Step 1 - Make the certificates

We need to make the keys and certificates with the PK signing the KEK, and that signing the DB, which will then sign our kernels. Getting this right took a lot of steps before, but now it's just one command!

sbctl create-keys

Note that you might need to install sbctl if it isn't already installed.

pacman -S sbctl

Step 2 - Create the PK, KEK, and DB

This was done automatically by sbctl, so this step just exists now to keep the steps lined up with the old ones.

Step 3 - Add the keys to EFI

Usually the EFI won't let you add certificates unless you turn of secure boot and turn on Setup Mode. Some EFIs have a different process where you submit the key, then boot into the setup screen to approve adding them.

The sbctl tool seems to know what it is doing, and I think it will tell you if you need to do something. For example, some systems have EFI optional add-ons that are signed with the Microsoft keys, which sucks. On these systems you have to add the Microsoft keys to the DB which kinda ruins some of the points of doing this process. If you need that, add the "-m" switch.

sbctl enroll-keys

Step 4 - Sign the bootloader and kernel

The easiest way to do this, is with systemd-boot as the bootloader. What's nice is with my install of CachyOS, systemd-boot was the default, so yay!

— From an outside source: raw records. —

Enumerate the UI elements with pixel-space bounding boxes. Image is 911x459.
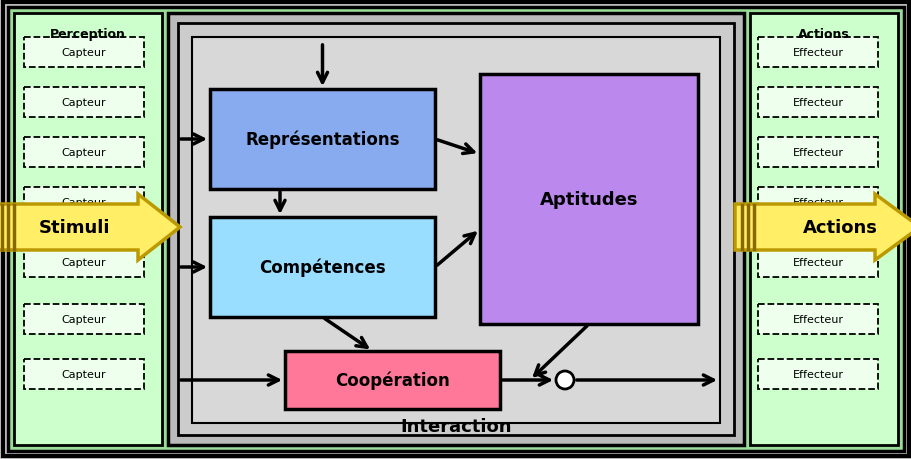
Bar xyxy=(757,359,877,389)
Bar xyxy=(757,88,877,118)
FancyArrow shape xyxy=(0,195,179,260)
Bar xyxy=(178,24,733,435)
Bar xyxy=(757,138,877,168)
Bar xyxy=(24,138,144,168)
Bar xyxy=(210,218,435,317)
Text: Capteur: Capteur xyxy=(62,148,107,157)
Bar xyxy=(210,90,435,190)
Circle shape xyxy=(556,371,573,389)
Text: Effecteur: Effecteur xyxy=(792,48,843,58)
Text: Capteur: Capteur xyxy=(62,197,107,207)
Text: Capteur: Capteur xyxy=(62,48,107,58)
Text: Capteur: Capteur xyxy=(62,314,107,325)
Text: Capteur: Capteur xyxy=(62,369,107,379)
Bar xyxy=(24,188,144,218)
FancyArrow shape xyxy=(734,195,911,260)
Text: Représentations: Représentations xyxy=(245,130,399,149)
Text: Compétences: Compétences xyxy=(259,258,385,277)
Text: Effecteur: Effecteur xyxy=(792,257,843,268)
Bar xyxy=(24,88,144,118)
Bar xyxy=(14,14,162,445)
Bar xyxy=(757,38,877,68)
Text: Effecteur: Effecteur xyxy=(792,197,843,207)
Text: Coopération: Coopération xyxy=(334,371,449,389)
Bar xyxy=(192,38,719,423)
Bar xyxy=(24,304,144,334)
Bar xyxy=(479,75,697,325)
Text: Actions: Actions xyxy=(797,28,849,41)
Text: Effecteur: Effecteur xyxy=(792,98,843,108)
Text: Capteur: Capteur xyxy=(62,98,107,108)
Bar xyxy=(757,304,877,334)
Bar xyxy=(749,14,897,445)
Text: Stimuli: Stimuli xyxy=(39,218,110,236)
Text: Perception: Perception xyxy=(50,28,126,41)
Text: Actions: Actions xyxy=(802,218,876,236)
Bar xyxy=(757,188,877,218)
Bar xyxy=(757,247,877,277)
Text: Capteur: Capteur xyxy=(62,257,107,268)
Bar xyxy=(24,247,144,277)
Bar xyxy=(24,38,144,68)
Bar xyxy=(24,359,144,389)
Text: Effecteur: Effecteur xyxy=(792,148,843,157)
Bar xyxy=(284,351,499,409)
Text: Effecteur: Effecteur xyxy=(792,314,843,325)
Text: Interaction: Interaction xyxy=(400,417,511,435)
Text: Effecteur: Effecteur xyxy=(792,369,843,379)
Text: Aptitudes: Aptitudes xyxy=(539,190,638,208)
Bar xyxy=(168,14,743,445)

So lets sign the bootloader

sudo cp /boot/EFI/BOOT/BOOTX64.EFI /boot/EFI/BOOT/BOOTX64.EFI.unsigned
sudo sbctl sign /boot/EFI/BOOT/BOOTX64.EFI

Great, now we need the kernels signed. We want to use UKI (unified kernel image) format kernels so that the initrd and everything else for early boot is getting signed.

Edit /etc/mkinitcpio.d/linux-cachyos.preset and /etc/mkinitcpio.d/linux-cachyos-lts.preset.

We want to comment out the "default_image" line and uncomment the default_uki line. Also comment the fallback_image and uncomment the fallback_uki line. You will need to edit these lines to make them point into /boot instead of /efi. Should look like this:

# mkinitcpio preset file for the 'linux-cachyos' package

#ALL_config="/etc/mkinitcpio.conf"
ALL_kver="/boot/vmlinuz-linux-cachyos"

PRESETS=('default')

#default_config="/etc/mkinitcpio.conf"
#default_image="/boot/initramfs-linux-cachyos.img"
default_uki="/boot/EFI/Linux/arch-linux-cachyos.efi"
#default_options="--splash /usr/share/systemd/bootctl/splash-arch.bmp"

#fallback_config="/etc/mkinitcpio.conf"
#fallback_image="/boot/initramfs-linux-cachyos-fallback.img"
fallback_uki="/boot/EFI/Linux/arch-linux-cachyos-fallback.efi"
fallback_options="-S autodetect"

Make sure that the right kernel command line options are getting used:

emacs /etc/kernel/cmdline

And now to re-install the kernels so they get signed

update-initramfs

Steps 5, 6 and 7 aren't needed

The old step 5 to switch to installing kernels as UKI images, but we did that as part of step4. Step 6 and 7 were about automating the signing, but because this is being handled automatically by kernel-install, it is already automated.

With this done your EFI partition will hold the kernel and initrd files, and the UKI versions. Only the UKI files will be signed for secure boot, which means that secure boot will keep people from modifying the kernel command line.